Ottawa defends Quebec Bill 78 against UN critique
UN high commissioner for human rights calls special law part of 'alarming trend'
The Charest Liberals and Harper Conservatives have formed a united front to condemn a United Nations agency for criticizing Quebec's controversial Bill 78 limiting student protests.
United Nations High Commissioner for Human Rights Navi Pillay said Monday she found the controversial Quebec law to be part of an alarming trend.
Pillay expressed her opinion of the Quebec law in a single paragraph of a long speech in Geneva, during which she lamented rights violations in places such as North Korea, Zimbabwe and South Sudan.
"Moves to restrict freedom of assembly in many parts of the world are alarming," she said. "In the context of student protests, I am disappointed by the new legislation passed in Quebec that restricts their rights to freedom of association and of peaceful assembly."
Quebec Premier Jean Charest called it rich that the criticism came from an agency based in Geneva, a city with much tougher protest laws.
"It's ironic ... that they're criticizing a law that requires eight hours notice before a protest and an itinerary, when in Geneva — where the United Nations office is — it's 30 days notice that they require," Charest told reporters at the global environmental conference in Rio de Janiero.
"So we're not as severe as the place that hosts the United Nations. We're more supple, and more permissive."
The Conservative government swiftly defended Quebec's right to pass its own laws in a democratic environment.
"Quebec is a very democratic place, subject to the rule of law," said Foreign Affairs Minister John Baird. "People can challenge the government's decisions in court, so I stand behind the government of Quebec.
"With what's going on in Syria, with what's going on in Iran and Belarus, the UN would be better to spend its time on there."
In her speech, Pillay also touched on many human rights hotspots around the world including Syria, Mali, Nepal, Mexico and Russia.
Canada's representative at the UN Human Rights Council, Elissa Goldberg, also struck back at Pillay's comments, calling them "misguided."
"She and her staff have failed to do proper due diligence on this matter — had they done so, they would have uncovered some basic facts that demonstrate the folly of equating Canada with other that she spoke of."
Opposition to UN speech
A UN watchdog group called UN watch issued a statement calling the reference to Quebec absurd.
It pointed out that Bill 78 was passed by a democratically elected government and that opponents have the opportunity to challenge it in court.

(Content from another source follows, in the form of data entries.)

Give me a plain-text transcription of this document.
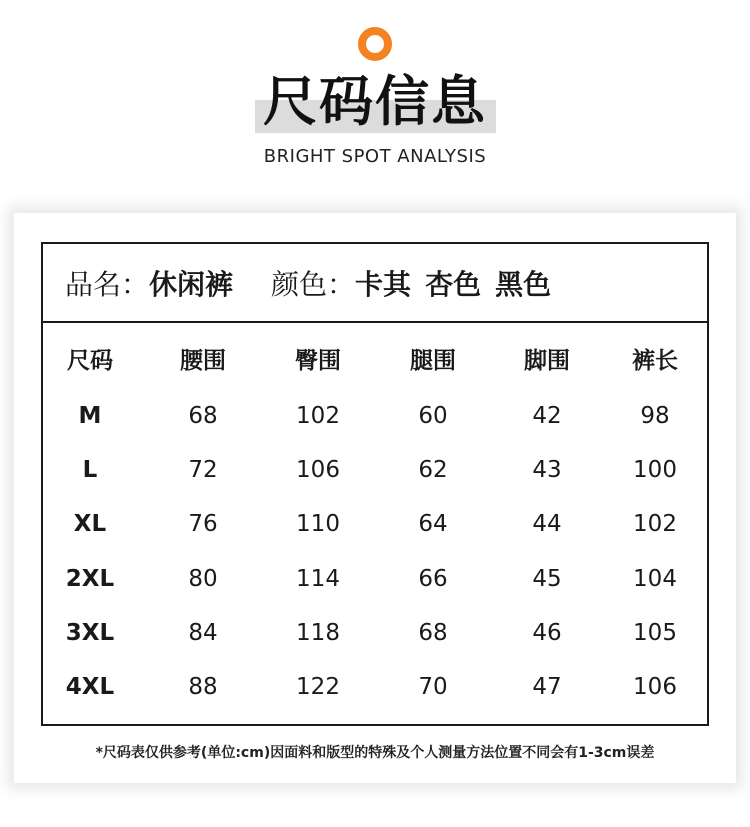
尺码信息
BRIGHT SPOT ANALYSIS
品名： 休闲裤 颜色： 卡其 杏色 黑色
尺码	腰围	臀围	腿围	脚围	裤长
M	68	102	60	42	98
L	72	106	62	43	100
XL	76	110	64	44	102
2XL	80	114	66	45	104
3XL	84	118	68	46	105
4XL	88	122	70	47	106
*尺码表仅供参考(单位:cm)因面料和版型的特殊及个人测量方法位置不同会有1-3cm误差
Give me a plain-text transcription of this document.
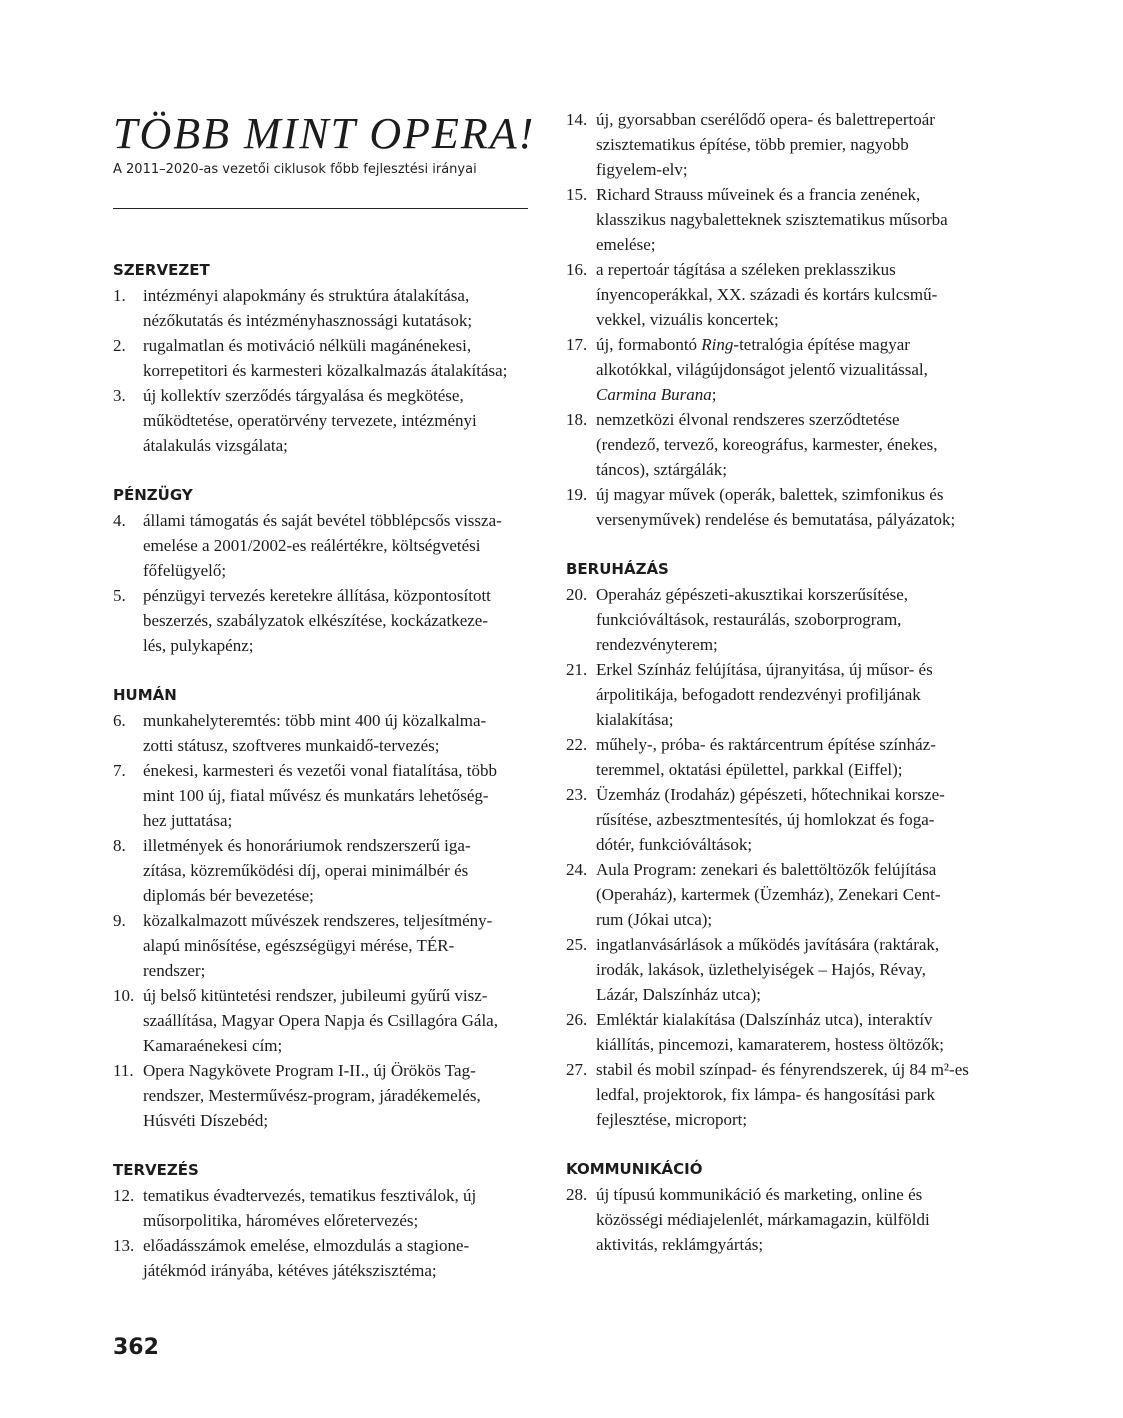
TÖBB MINT OPERA!

A 2011–2020-as vezetői ciklusok főbb fejlesztési irányai

SZERVEZET
1. intézményi alapokmány és struktúra átalakítása,
nézőkutatás és intézményhasznossági kutatások;
2. rugalmatlan és motiváció nélküli magánénekesi,
korrepetitori és karmesteri közalkalmazás átalakítása;
3. új kollektív szerződés tárgyalása és megkötése,
működtetése, operatörvény tervezete, intézményi
átalakulás vizsgálata;
PÉNZÜGY
4. állami támogatás és saját bevétel többlépcsős vissza-
emelése a 2001/2002-es reálértékre, költségvetési
főfelügyelő;
5. pénzügyi tervezés keretekre állítása, központosított
beszerzés, szabályzatok elkészítése, kockázatkeze-
lés, pulykapénz;
HUMÁN
6. munkahelyteremtés: több mint 400 új közalkalma-
zotti státusz, szoftveres munkaidő-tervezés;
7. énekesi, karmesteri és vezetői vonal fiatalítása, több
mint 100 új, fiatal művész és munkatárs lehetőség-
hez juttatása;
8. illetmények és honoráriumok rendszerszerű iga-
zítása, közreműködési díj, operai minimálbér és
diplomás bér bevezetése;
9. közalkalmazott művészek rendszeres, teljesítmény-
alapú minősítése, egészségügyi mérése, TÉR-
rendszer;
10. új belső kitüntetési rendszer, jubileumi gyűrű visz-
szaállítása, Magyar Opera Napja és Csillagóra Gála,
Kamaraénekesi cím;
11. Opera Nagykövete Program I-II., új Örökös Tag-
rendszer, Mesterművész-program, járadékemelés,
Húsvéti Díszebéd;
TERVEZÉS
12. tematikus évadtervezés, tematikus fesztiválok, új
műsorpolitika, hároméves előretervezés;
13. előadásszámok emelése, elmozdulás a stagione-
játékmód irányába, kétéves játékszisztéma;
14. új, gyorsabban cserélődő opera- és balettrepertoár
szisztematikus építése, több premier, nagyobb
figyelem-elv;
15. Richard Strauss műveinek és a francia zenének,
klasszikus nagybaletteknek szisztematikus műsorba
emelése;
16. a repertoár tágítása a széleken preklasszikus
ínyencoperákkal, XX. századi és kortárs kulcsmű-
vekkel, vizuális koncertek;
17. új, formabontó Ring-tetralógia építése magyar
alkotókkal, világújdonságot jelentő vizualitással,
Carmina Burana;
18. nemzetközi élvonal rendszeres szerződtetése
(rendező, tervező, koreográfus, karmester, énekes,
táncos), sztárgálák;
19. új magyar művek (operák, balettek, szimfonikus és
versenyművek) rendelése és bemutatása, pályázatok;
BERUHÁZÁS
20. Operaház gépészeti-akusztikai korszerűsítése,
funkcióváltások, restaurálás, szoborprogram,
rendezvényterem;
21. Erkel Színház felújítása, újranyitása, új műsor- és
árpolitikája, befogadott rendezvényi profiljának
kialakítása;
22. műhely-, próba- és raktárcentrum építése színház-
teremmel, oktatási épülettel, parkkal (Eiffel);
23. Üzemház (Irodaház) gépészeti, hőtechnikai korsze-
rűsítése, azbesztmentesítés, új homlokzat és foga-
dótér, funkcióváltások;
24. Aula Program: zenekari és balettöltözők felújítása
(Operaház), kartermek (Üzemház), Zenekari Cent-
rum (Jókai utca);
25. ingatlanvásárlások a működés javítására (raktárak,
irodák, lakások, üzlethelyiségek – Hajós, Révay,
Lázár, Dalszínház utca);
26. Emléktár kialakítása (Dalszínház utca), interaktív
kiállítás, pincemozi, kamaraterem, hostess öltözők;
27. stabil és mobil színpad- és fényrendszerek, új 84 m²-es
ledfal, projektorok, fix lámpa- és hangosítási park
fejlesztése, microport;
KOMMUNIKÁCIÓ
28. új típusú kommunikáció és marketing, online és
közösségi médiajelenlét, márkamagazin, külföldi
aktivitás, reklámgyártás;

362
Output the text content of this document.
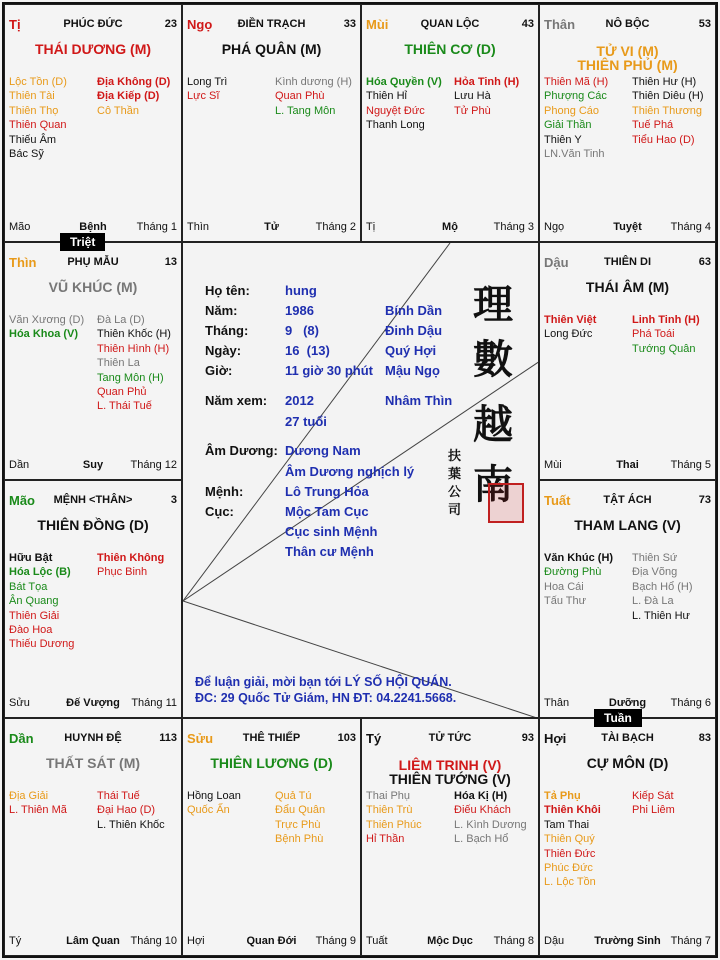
Tị	PHÚC ĐỨC	23
THÁI DƯƠNG (M)
Lộc Tồn (D)
Thiên Tài
Thiên Thọ
Thiên Quan
Thiếu Âm
Bác Sỹ
Địa Không (D)
Địa Kiếp (D)
Cô Thần
Mão	Bệnh	Tháng 1
Ngọ	ĐIỀN TRẠCH	33
PHÁ QUÂN (M)
Long Trì
Lực Sĩ
Kình dương (H)
Quan Phù
L. Tang Môn
Thìn	Tử	Tháng 2
Mùi	QUAN LỘC	43
THIÊN CƠ (D)
Hóa Quyền (V)
Thiên Hỉ
Nguyệt Đức
Thanh Long
Hỏa Tinh (H)
Lưu Hà
Tử Phù
Tị	Mộ	Tháng 3
Thân	NÔ BỘC	53
TỬ VI (M)
THIÊN PHỦ (M)
Thiên Mã (H)
Phượng Các
Phong Cáo
Giải Thần
Thiên Y
LN.Văn Tinh
Thiên Hư (H)
Thiên Diêu (H)
Thiên Thương
Tuế Phá
Tiểu Hao (D)
Ngọ	Tuyệt	Tháng 4
Thìn	PHỤ MẪU	13
VŨ KHÚC (M)
Văn Xương (D)
Hóa Khoa (V)
Đà La (D)
Thiên Khốc (H)
Thiên Hình (H)
Thiên La
Tang Môn (H)
Quan Phủ
L. Thái Tuế
Dần	Suy	Tháng 12
Dậu	THIÊN DI	63
THÁI ÂM (M)
Thiên Việt
Long Đức
Linh Tinh (H)
Phá Toái
Tướng Quân
Mùi	Thai	Tháng 5
Mão	MỆNH <THÂN>	3
THIÊN ĐỒNG (D)
Hữu Bật
Hóa Lộc (B)
Bát Tọa
Ân Quang
Thiên Giải
Đào Hoa
Thiếu Dương
Thiên Không
Phục Binh
Sửu	Đế Vượng	Tháng 11
Tuất	TẬT ÁCH	73
THAM LANG (V)
Văn Khúc (H)
Đường Phù
Hoa Cái
Tấu Thư
Thiên Sứ
Địa Võng
Bạch Hổ (H)
L. Đà La
L. Thiên Hư
Thân	Dưỡng	Tháng 6
Dần	HUYNH ĐỆ	113
THẤT SÁT (M)
Địa Giải
L. Thiên Mã
Thái Tuế
Đại Hao (D)
L. Thiên Khốc
Tý	Lâm Quan Tháng 10
Sửu	THÊ THIẾP	103
THIÊN LƯƠNG (D)
Hồng Loan
Quốc Ấn
Quả Tú
Đẩu Quân
Trực Phù
Bệnh Phù
Hợi	Quan Đới	Tháng 9
Tý	TỬ TỨC	93
LIÊM TRINH (V)
THIÊN TƯỚNG (V)
Thai Phụ
Thiên Trù
Thiên Phúc
Hỉ Thần
Hóa Kị (H)
Điếu Khách
L. Kình Dương
L. Bạch Hổ
Tuất	Mộc Dục	Tháng 8
Hợi	TÀI BẠCH	83
CỰ MÔN (D)
Tả Phụ
Thiên Khôi
Tam Thai
Thiên Quý
Thiên Đức
Phúc Đức
L. Lộc Tồn
Kiếp Sát
Phi Liêm
Dậu	Trường Sinh Tháng 7
Họ tên:	hung
Năm:	1986	Bính Dần
Tháng:	9   (8)	Đinh Dậu
Ngày:	16  (13)	Quý Hợi
Giờ:	11 giờ 30 phút Mậu Ngọ
Năm xem: 2012	Nhâm Thìn
27 tuổi
Âm Dương: Dương Nam
Âm Dương nghịch lý
Mệnh:	Lô Trung Hỏa
Cục:	Mộc Tam Cục
Cục sinh Mệnh
Thân cư Mệnh
理
數
越
南
扶
葉
公
司
Để luận giải, mời bạn tới LÝ SỐ HỘI QUÁN.
ĐC: 29 Quốc Tử Giám, HN ĐT: 04.2241.5668.
Triệt
Tuần
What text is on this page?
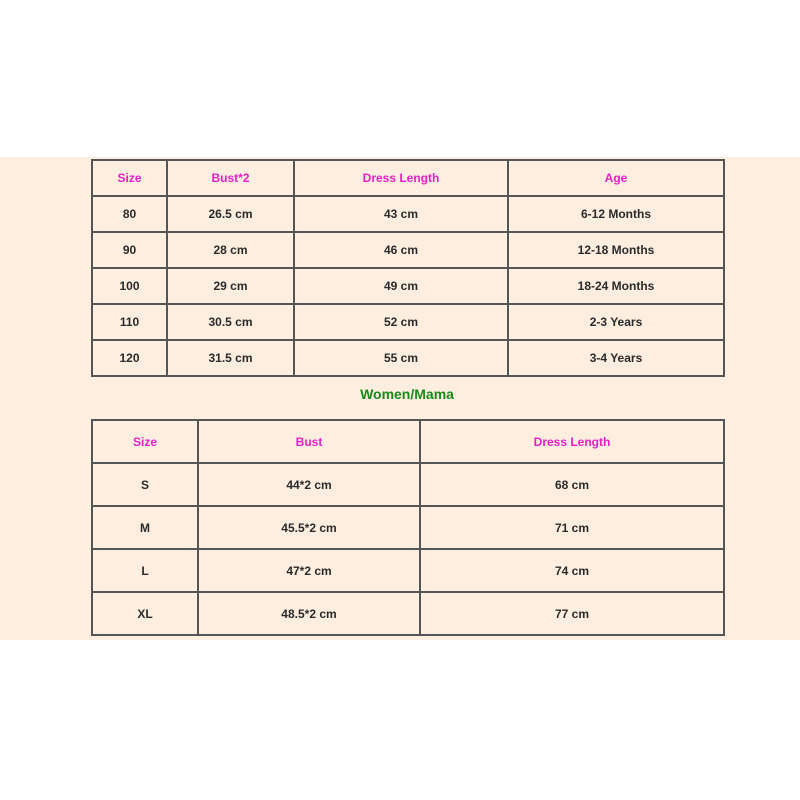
Size	Bust*2	Dress Length	Age
80	26.5 cm	43 cm	6-12 Months
90	28 cm	46 cm	12-18 Months
100	29 cm	49 cm	18-24 Months
110	30.5 cm	52 cm	2-3 Years
120	31.5 cm	55 cm	3-4 Years
Women/Mama
Size	Bust	Dress Length
S	44*2 cm	68 cm
M	45.5*2 cm	71 cm
L	47*2 cm	74 cm
XL	48.5*2 cm	77 cm
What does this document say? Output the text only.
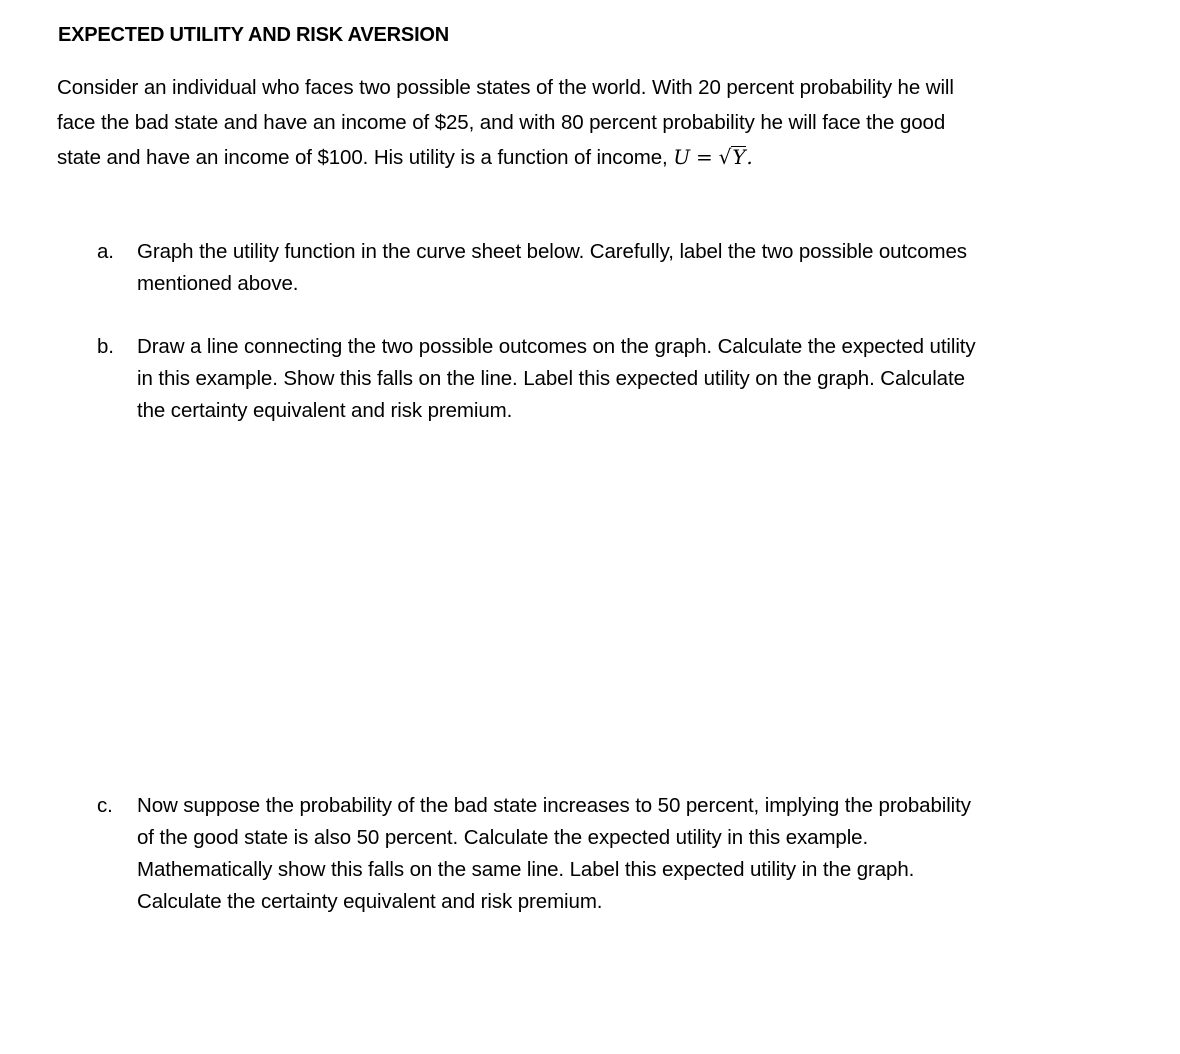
EXPECTED UTILITY AND RISK AVERSION
Consider an individual who faces two possible states of the world. With 20 percent probability he will
face the bad state and have an income of $25, and with 80 percent probability he will face the good
state and have an income of $100. His utility is a function of income, U = √Y.
a.	Graph the utility function in the curve sheet below. Carefully, label the two possible outcomes
mentioned above.
b.	Draw a line connecting the two possible outcomes on the graph. Calculate the expected utility
in this example. Show this falls on the line. Label this expected utility on the graph. Calculate
the certainty equivalent and risk premium.
c.	Now suppose the probability of the bad state increases to 50 percent, implying the probability
of the good state is also 50 percent. Calculate the expected utility in this example.
Mathematically show this falls on the same line. Label this expected utility in the graph.
Calculate the certainty equivalent and risk premium.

Student federations in Quebec have filed a legal motion to temporarily suspend the special law until July, when a court is expected to hear the groups' second legal challenge seeking to declare the law invalid.
Executive director of UN Watch, Hillel Neuer, told the CBC he understands that there are issues about Bill 78 but said it shouldn't be a matter of urgent United Nations attention.
"Let's keep some perspective," he said. "In Syria, there are people who demonstrate and get slaughtered. In Canada, legislation says you have to give police notice of the route you're taking."
The group also said there are far more restrictive countries that Pillay failed to mention, including Belarus, Saudi Arabia, Iran and China.
Bill 78, which was passed into law on May 18, was the Quebec government's legal response to a student crisis sparked three months ago over planned tuition increases.
Quebec Justice Minister Jean-Marc Fournier describes the special law as a tool to ensure students who want to study can safely go to class without being prevented by their schoolmates.
It suspended the winter semester for striking students and restricted protests, guiding their location, timing, and organization.
Authorities had to be given a precise itinerary and eight hours' notice for any protest involving 50 people or more, at the risk of heavy fines running into the thousands of dollars.
The Federation representing Quebec CEGEP students is calling for mediation to resolve the tuition conflict.
It issued a statement Monday morning saying that after four months, mediation is the only way to resolve the crisis. The statement says FECQ has already made two such requests to the Charest government, but they went unanswered.
Now it is making a public appeal and calling on the provincial Liberals to act within 48 hours.